Identification and Inference in Nonlinear Dynamic Network Models
For econometricians and economists studying network effects in dynamic systems, this paper provides rigorous identification conditions and inference methods for nonlinear network models.
The paper studies identification and inference in nonlinear dynamic systems with unknown interaction networks, showing that network structure is not generically identified and requires sufficient spectral heterogeneity. It provides necessary and sufficient conditions for identification, proposes a semiparametric estimator with asymptotic theory, and develops tests for network dependence.

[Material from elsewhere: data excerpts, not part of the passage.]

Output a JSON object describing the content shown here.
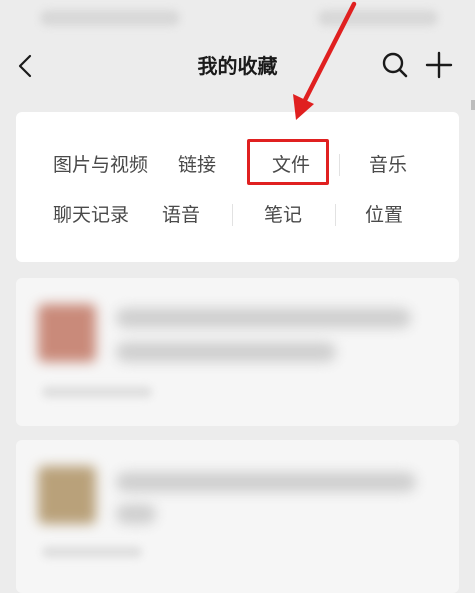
{
  "header": {
    "title": "我的收藏"
  },
  "categories": {
    "row1": [
      "图片与视频",
      "链接",
      "文件",
      "音乐"
    ],
    "row2": [
      "聊天记录",
      "语音",
      "笔记",
      "位置"
    ]
  },
  "annotation": {
    "color": "#e02020"
  },
  "icons": {
    "back": "chevron-left-icon",
    "search": "search-icon",
    "add": "plus-icon"
  }
}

We study identification and inference in nonlinear dynamic systems defined on unknown interaction networks. The system evolves through an unobserved dependence matrix governing cross-sectional shock propagation via a nonlinear operator. We show that the network structure is not generically identified, and that identification requires sufficient spectral heterogeneity. In particular, identification arises when the network induces non-exchangeable covariance patterns through heterogeneous amplification of eigenmodes. When the spectrum is concentrated, dependence becomes observationally equivalent to common shocks or scalar heterogeneity, leading to non-identification. We provide necessary and sufficient conditions for identification, characterize observational equivalence classes, and propose a semiparametric estimator with asymptotic theory. We also develop tests for network dependence whose power depends on spectral properties of the interaction matrix. The results apply to a broad class of economic models, including production networks, contagion models, and dynamic interaction systems.